Gli esperti americani hanno messo una quantità di virus su diverse superfici: rame, cartone, acciaio inossidabile e plastica e hanno poi notato come la capacità infettante del virus cambiasse con il passare delle ore. ‘Tutto – come spiega Burioni – condotto a temperatura ambiente (21-23°C con umidità relativa al 40%), condizioni che potremmo tranquillamente paragonare a quella delle nostre case’. 

Ecco i risultati dello studio americano 

Come si legge sul sito ‘Medical Facts’ i materiali meno ospitali per il virus sono risultati essere il rame e il cartone con un dimezzamento della capacità infettiva in meno di due ore per il primo materiale e entro 5 ore abbondanti nel caso del secondo. Un abbattimento completo dell’infettività è stato osservato rispettivamente dopo le 4 ore per il rame e le 24 ore per il cartone. Più lunga, invece, la persistenza sull’acciaio inossidabile e sulla plastica. Nel primo caso la carica infettante risultava dimezzata solo dopo circa 6 ore, mentre ne erano necessarie circa 7 per dimezzarla sulla plastica. Per un completo azzeramento dell’infettività ci sono volute almeno 48 ore per l’acciaio e 72 ore per la plastica. Il rischio, ribadiscono gli studiosi, diminuisce notevolmente con il passare delle ore, ma non si annulla se non dopo qualche giorno. 

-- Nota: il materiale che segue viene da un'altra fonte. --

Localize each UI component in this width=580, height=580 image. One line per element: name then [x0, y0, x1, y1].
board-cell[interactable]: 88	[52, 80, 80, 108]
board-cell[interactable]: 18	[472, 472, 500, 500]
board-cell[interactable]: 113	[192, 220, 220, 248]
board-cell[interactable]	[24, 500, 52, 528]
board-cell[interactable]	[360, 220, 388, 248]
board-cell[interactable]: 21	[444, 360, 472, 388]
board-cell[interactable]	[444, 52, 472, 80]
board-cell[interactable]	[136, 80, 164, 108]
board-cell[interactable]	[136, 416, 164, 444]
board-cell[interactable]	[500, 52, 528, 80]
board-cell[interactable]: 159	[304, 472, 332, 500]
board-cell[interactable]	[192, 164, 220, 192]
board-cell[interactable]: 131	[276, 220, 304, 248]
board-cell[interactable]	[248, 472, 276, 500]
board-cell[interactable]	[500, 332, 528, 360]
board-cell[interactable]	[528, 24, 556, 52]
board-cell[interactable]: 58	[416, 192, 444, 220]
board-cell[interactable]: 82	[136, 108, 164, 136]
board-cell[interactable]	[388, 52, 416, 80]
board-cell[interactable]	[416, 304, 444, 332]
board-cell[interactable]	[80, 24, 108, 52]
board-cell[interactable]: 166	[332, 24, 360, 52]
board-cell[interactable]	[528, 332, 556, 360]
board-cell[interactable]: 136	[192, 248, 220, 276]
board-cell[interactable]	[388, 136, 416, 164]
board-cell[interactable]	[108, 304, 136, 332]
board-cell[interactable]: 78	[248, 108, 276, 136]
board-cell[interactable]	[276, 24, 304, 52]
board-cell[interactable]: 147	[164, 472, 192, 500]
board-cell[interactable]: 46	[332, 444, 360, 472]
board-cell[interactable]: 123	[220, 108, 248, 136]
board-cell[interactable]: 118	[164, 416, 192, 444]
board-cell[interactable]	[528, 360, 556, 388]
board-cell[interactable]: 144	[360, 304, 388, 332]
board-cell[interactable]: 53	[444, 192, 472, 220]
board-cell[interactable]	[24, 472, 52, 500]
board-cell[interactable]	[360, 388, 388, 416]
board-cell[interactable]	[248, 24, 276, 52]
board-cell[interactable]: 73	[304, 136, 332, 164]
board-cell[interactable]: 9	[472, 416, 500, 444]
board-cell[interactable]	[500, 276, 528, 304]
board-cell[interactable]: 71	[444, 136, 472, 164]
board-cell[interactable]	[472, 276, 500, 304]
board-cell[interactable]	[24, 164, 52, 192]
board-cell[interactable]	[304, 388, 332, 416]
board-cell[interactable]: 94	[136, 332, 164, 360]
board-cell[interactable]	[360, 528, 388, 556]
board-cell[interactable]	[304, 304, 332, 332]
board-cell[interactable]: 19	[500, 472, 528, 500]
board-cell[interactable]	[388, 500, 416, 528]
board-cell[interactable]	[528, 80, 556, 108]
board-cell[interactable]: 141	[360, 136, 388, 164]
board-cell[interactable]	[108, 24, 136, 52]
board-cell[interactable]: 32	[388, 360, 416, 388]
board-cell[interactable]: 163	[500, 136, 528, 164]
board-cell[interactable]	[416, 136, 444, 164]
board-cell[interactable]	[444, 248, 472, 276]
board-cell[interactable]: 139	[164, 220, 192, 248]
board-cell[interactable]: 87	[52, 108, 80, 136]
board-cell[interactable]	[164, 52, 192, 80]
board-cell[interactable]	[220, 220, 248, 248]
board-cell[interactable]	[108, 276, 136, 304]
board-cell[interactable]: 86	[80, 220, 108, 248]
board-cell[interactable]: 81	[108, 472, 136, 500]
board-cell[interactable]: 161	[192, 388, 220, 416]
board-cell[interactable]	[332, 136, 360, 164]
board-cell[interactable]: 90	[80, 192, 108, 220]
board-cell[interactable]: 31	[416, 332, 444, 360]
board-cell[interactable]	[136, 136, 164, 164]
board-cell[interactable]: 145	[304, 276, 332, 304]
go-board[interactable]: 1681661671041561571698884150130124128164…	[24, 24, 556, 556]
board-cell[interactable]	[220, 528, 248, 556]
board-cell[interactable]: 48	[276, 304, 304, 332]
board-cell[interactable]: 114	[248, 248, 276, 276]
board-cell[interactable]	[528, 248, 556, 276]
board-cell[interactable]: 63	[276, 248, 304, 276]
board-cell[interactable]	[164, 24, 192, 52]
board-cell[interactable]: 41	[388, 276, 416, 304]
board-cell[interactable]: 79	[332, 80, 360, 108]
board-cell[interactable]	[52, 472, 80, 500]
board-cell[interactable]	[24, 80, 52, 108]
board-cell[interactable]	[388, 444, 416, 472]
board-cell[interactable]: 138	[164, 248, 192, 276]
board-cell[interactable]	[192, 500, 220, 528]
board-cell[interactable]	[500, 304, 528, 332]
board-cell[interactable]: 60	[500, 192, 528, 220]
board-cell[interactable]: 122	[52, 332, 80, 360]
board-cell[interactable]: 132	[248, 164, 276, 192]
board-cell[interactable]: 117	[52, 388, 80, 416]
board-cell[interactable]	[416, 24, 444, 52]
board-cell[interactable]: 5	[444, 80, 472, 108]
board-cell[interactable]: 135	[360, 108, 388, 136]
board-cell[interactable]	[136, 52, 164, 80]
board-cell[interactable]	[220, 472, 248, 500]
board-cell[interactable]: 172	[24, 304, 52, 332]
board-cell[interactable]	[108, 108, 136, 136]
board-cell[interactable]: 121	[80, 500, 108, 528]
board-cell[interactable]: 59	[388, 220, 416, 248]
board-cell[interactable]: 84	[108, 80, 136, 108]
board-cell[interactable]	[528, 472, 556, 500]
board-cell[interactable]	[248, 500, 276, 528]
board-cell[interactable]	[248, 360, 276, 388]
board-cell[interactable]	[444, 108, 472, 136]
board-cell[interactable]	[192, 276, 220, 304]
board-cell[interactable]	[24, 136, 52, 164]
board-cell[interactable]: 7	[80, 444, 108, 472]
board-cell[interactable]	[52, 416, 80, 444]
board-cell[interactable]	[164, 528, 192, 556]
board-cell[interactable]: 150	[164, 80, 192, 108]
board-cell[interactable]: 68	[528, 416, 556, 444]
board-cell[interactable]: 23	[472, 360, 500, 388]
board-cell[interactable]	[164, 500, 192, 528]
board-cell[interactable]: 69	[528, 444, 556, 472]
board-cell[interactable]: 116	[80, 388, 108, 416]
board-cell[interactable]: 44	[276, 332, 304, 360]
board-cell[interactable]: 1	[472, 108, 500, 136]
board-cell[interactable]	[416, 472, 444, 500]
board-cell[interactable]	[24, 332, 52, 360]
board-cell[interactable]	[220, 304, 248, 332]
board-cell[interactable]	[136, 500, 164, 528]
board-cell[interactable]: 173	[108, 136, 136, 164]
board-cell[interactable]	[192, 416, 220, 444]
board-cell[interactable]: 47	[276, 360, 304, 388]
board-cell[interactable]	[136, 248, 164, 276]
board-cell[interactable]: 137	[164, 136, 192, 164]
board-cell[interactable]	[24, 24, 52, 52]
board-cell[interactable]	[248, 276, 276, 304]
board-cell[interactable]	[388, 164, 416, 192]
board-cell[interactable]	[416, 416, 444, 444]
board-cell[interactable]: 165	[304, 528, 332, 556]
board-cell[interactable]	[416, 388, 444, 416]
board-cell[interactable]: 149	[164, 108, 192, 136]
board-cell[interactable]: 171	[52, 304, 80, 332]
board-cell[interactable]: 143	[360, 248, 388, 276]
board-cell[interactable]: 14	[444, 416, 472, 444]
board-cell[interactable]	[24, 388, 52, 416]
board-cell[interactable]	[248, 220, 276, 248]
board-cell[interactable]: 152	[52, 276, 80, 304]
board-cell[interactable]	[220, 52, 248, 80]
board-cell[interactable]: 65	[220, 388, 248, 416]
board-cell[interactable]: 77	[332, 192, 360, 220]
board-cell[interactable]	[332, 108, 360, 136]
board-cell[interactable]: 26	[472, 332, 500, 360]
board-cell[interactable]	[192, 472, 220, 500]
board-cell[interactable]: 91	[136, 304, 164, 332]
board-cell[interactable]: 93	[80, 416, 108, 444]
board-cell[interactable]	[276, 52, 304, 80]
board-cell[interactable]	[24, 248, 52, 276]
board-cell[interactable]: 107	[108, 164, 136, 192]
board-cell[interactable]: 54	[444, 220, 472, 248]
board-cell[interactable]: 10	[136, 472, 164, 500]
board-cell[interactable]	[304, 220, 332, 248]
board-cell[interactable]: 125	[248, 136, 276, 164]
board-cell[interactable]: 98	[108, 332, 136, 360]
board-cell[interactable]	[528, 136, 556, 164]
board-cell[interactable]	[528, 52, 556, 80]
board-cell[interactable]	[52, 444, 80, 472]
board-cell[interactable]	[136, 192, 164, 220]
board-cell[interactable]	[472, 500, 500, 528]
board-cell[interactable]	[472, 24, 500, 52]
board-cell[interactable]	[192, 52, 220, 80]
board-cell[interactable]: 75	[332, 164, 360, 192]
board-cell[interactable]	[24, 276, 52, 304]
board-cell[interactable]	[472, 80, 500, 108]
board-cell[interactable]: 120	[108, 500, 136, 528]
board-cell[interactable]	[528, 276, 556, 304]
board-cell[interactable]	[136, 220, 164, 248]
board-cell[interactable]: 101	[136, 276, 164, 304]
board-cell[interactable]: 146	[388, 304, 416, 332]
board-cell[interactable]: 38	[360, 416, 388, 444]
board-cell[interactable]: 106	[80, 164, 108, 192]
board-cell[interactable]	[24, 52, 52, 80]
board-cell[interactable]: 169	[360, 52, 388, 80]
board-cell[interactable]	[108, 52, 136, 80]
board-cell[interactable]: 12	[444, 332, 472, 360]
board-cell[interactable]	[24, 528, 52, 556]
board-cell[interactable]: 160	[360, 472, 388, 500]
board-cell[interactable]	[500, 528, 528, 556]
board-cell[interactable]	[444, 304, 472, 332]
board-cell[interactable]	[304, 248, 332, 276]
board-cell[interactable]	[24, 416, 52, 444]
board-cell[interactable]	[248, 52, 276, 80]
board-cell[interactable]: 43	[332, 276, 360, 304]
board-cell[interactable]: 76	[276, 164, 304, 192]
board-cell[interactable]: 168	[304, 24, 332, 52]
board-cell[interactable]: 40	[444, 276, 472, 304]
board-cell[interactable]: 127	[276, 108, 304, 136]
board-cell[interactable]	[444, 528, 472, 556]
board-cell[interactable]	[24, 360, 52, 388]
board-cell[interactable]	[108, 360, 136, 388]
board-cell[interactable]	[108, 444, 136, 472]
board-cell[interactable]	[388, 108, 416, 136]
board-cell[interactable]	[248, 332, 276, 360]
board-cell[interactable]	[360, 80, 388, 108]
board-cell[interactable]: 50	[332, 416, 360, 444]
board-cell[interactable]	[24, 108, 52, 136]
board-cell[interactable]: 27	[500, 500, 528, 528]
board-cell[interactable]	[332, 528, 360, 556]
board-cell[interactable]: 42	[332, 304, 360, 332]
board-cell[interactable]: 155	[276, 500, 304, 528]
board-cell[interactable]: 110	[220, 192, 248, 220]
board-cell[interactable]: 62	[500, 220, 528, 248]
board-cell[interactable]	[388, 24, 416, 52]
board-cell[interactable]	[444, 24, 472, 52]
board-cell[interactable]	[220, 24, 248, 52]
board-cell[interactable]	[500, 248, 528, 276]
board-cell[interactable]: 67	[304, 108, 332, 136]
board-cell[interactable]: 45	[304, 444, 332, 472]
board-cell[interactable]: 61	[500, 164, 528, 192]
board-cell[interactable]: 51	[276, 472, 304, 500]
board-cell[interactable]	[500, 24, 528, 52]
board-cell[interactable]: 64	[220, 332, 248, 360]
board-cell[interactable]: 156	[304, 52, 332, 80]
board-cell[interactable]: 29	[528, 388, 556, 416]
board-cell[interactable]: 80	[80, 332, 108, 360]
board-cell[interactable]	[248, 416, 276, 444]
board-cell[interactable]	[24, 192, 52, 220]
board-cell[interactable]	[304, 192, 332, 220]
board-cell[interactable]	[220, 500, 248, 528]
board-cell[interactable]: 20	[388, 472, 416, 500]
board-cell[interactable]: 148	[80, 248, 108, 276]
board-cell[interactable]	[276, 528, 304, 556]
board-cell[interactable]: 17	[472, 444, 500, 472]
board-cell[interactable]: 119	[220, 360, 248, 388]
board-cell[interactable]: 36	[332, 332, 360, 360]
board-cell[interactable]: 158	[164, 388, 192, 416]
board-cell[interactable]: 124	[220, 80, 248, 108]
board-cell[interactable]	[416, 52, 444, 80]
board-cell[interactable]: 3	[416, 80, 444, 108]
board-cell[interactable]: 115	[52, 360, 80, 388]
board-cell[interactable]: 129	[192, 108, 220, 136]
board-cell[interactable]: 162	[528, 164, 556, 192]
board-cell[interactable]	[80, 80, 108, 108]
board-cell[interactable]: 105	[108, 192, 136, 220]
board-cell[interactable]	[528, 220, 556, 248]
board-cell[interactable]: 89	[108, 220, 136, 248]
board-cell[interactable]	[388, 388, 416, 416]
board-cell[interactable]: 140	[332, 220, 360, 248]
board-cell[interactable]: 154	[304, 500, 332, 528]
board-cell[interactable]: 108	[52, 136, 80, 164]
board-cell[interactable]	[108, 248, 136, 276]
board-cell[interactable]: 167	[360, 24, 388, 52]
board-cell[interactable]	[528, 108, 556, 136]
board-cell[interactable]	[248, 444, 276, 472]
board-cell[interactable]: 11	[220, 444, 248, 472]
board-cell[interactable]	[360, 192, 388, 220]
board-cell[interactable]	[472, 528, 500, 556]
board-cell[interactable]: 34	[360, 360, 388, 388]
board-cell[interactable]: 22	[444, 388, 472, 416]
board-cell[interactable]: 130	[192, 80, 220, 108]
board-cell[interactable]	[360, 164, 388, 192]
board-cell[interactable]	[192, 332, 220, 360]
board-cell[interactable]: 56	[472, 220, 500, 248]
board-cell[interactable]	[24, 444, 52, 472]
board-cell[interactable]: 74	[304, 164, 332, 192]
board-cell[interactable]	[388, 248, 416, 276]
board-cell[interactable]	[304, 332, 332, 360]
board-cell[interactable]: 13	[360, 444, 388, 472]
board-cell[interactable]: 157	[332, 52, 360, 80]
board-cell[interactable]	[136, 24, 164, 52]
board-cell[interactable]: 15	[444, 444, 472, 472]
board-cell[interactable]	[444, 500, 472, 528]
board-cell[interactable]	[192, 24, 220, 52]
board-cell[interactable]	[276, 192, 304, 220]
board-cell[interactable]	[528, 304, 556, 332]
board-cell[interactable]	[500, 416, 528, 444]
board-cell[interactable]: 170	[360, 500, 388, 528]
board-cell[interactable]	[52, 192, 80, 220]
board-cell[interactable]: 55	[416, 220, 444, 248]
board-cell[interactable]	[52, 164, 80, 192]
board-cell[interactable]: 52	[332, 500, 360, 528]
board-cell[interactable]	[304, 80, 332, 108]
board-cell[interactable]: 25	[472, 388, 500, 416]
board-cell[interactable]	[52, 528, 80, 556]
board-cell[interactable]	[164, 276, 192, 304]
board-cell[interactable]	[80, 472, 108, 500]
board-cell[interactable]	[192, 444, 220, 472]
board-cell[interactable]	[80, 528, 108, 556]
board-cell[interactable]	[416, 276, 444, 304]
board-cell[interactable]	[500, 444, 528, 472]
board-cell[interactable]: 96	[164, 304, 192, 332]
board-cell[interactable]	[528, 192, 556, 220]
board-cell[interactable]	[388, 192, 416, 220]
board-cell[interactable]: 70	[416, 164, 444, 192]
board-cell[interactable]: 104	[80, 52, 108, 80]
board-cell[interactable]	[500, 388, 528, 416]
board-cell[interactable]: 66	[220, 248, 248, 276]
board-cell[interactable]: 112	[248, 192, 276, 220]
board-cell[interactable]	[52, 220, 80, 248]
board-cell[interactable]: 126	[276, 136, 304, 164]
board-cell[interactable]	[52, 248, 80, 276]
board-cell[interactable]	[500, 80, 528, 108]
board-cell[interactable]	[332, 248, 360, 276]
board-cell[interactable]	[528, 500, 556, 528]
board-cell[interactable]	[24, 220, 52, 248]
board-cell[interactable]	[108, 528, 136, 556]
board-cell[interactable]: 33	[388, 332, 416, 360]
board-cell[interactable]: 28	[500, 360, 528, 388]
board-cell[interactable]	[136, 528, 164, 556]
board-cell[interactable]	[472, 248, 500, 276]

Questo dato, sottolineano il Dott.Burioni e il Dott. Mancini, è ancora da confermarsi con altri esperimenti. In ogni caso, concludono: ‘noi continuiamo con il solito mantra: isolamento sociale, massima igiene delle mani e delle superfici (ricordiamo che il virus è completamente inattivato da acqua e sapone e da altri detergenti) e evitiamo di toccarci (e farci toccare) il viso. Avremo modo di rifarci quando tutto questo sarà finito‘.